# Perfect square sum problem

• Dec 8th 2011, 07:02 AM
emilhp
Problem
Extend the fraction 163/101 with a number such that the resulting fraction will have a numerator and a denominator whose sum are square numbers. Please provide the smallest of such number.

I've had some problems with this task, hope that you can help me.(Happy)
• Dec 8th 2011, 09:54 AM
skeeter
re: Perfect square sum problem
Quote:

Originally Posted by emilhp
Extend the fraction 163/101 with a number such that the resulting fraction will have a numerator and a denominator whose sum are square numbers. Please provide the smallest of such number.

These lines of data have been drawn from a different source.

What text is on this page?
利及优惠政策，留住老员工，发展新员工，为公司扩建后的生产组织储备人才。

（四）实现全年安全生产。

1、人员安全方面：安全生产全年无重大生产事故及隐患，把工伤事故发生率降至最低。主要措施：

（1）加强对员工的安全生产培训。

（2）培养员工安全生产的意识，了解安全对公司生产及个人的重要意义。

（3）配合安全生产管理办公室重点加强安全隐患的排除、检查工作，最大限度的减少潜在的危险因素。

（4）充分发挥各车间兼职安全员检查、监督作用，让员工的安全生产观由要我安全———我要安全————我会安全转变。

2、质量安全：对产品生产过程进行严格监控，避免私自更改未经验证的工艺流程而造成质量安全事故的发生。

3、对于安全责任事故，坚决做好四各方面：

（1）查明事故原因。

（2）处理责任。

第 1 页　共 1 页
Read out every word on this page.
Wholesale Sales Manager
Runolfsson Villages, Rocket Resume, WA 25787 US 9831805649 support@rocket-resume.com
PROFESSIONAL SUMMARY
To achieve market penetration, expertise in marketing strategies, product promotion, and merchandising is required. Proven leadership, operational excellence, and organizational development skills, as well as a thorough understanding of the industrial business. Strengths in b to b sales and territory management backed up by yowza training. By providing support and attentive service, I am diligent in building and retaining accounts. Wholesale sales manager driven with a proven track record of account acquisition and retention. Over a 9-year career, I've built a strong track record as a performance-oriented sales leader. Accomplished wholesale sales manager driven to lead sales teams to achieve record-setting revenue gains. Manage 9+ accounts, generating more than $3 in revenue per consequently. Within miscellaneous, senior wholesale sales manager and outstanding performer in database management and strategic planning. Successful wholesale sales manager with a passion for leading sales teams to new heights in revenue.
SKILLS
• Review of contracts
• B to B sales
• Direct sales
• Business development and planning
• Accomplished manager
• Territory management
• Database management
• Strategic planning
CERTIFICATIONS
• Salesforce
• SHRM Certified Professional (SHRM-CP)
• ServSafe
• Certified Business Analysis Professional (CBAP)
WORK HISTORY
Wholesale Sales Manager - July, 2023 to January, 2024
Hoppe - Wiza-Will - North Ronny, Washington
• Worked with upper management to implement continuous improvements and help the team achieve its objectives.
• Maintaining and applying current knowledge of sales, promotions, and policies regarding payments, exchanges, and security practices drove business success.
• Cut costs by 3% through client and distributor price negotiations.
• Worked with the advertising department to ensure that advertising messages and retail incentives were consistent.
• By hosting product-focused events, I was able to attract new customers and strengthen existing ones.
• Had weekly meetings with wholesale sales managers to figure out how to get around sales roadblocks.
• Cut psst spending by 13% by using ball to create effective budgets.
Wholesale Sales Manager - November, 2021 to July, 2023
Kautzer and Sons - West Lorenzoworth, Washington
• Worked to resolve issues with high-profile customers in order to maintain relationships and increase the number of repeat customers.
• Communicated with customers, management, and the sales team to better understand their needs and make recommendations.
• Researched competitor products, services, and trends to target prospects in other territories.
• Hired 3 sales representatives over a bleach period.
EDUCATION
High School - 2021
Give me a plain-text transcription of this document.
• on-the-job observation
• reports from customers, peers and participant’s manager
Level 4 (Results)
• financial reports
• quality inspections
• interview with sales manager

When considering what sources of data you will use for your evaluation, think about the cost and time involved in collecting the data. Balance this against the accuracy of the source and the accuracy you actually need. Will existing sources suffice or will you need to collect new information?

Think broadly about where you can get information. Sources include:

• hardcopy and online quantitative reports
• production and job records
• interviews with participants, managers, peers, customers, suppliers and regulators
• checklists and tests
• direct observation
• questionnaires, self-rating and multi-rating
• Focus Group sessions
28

let $\frac{163}{101} = \frac{a}{c}$

$\frac{a}{c} = \frac{ab}{cb}$

sum of the numerator and denominator ...

$ab+cb = b(a+c)$

for the sum $b(a+c)$ to be a perfect square, $264b = (2^3 \cdot 3 \cdot 11 \cdot b)$ would have to be a perfect square ...
• Dec 8th 2011, 09:56 AM
mdhafn
re: Perfect square sum problem
Isn't extending a fraction just multiply it by a number? If that is the case, wouldn't the answer be

$(\frac{161}{101})(\frac{161}{101})=(\frac{161^2}{1 01^2}) or \frac{25921}{10201}$
• Dec 8th 2011, 11:29 AM
emilhp
Re: Perfect square sum problem
Quote:

Originally Posted by skeeter
let $\frac{163}{101} = \frac{a}{c}$

$\frac{a}{c} = \frac{ab}{cb}$

sum of the numerator and denominator ...

$ab+cb = b(a+c)$

for the sum $b(a+c)$ to be a perfect square, $264b = (2^3 \cdot 3 \cdot 11 \cdot b)$ would have to be a perfect square ...

How would you find b?
• Dec 8th 2011, 12:23 PM
skeeter
Re: Perfect square sum problem
Quote:

Originally Posted by emilhp
How would you find b?

come on, I have to leave something for you to think about ...
• Dec 8th 2011, 01:07 PM
Quacky
Re: Perfect square sum problem
Quote:

Originally Posted by mdhafn
Isn't extending a fraction just multiply it by a number? If that is the case, wouldn't the answer be

$(\frac{161}{101})(\frac{161}{101})=(\frac{161^2}{1 01^2}) or \frac{25921}{10201}$

If the OP wanted to square the original fraction, this would be the case.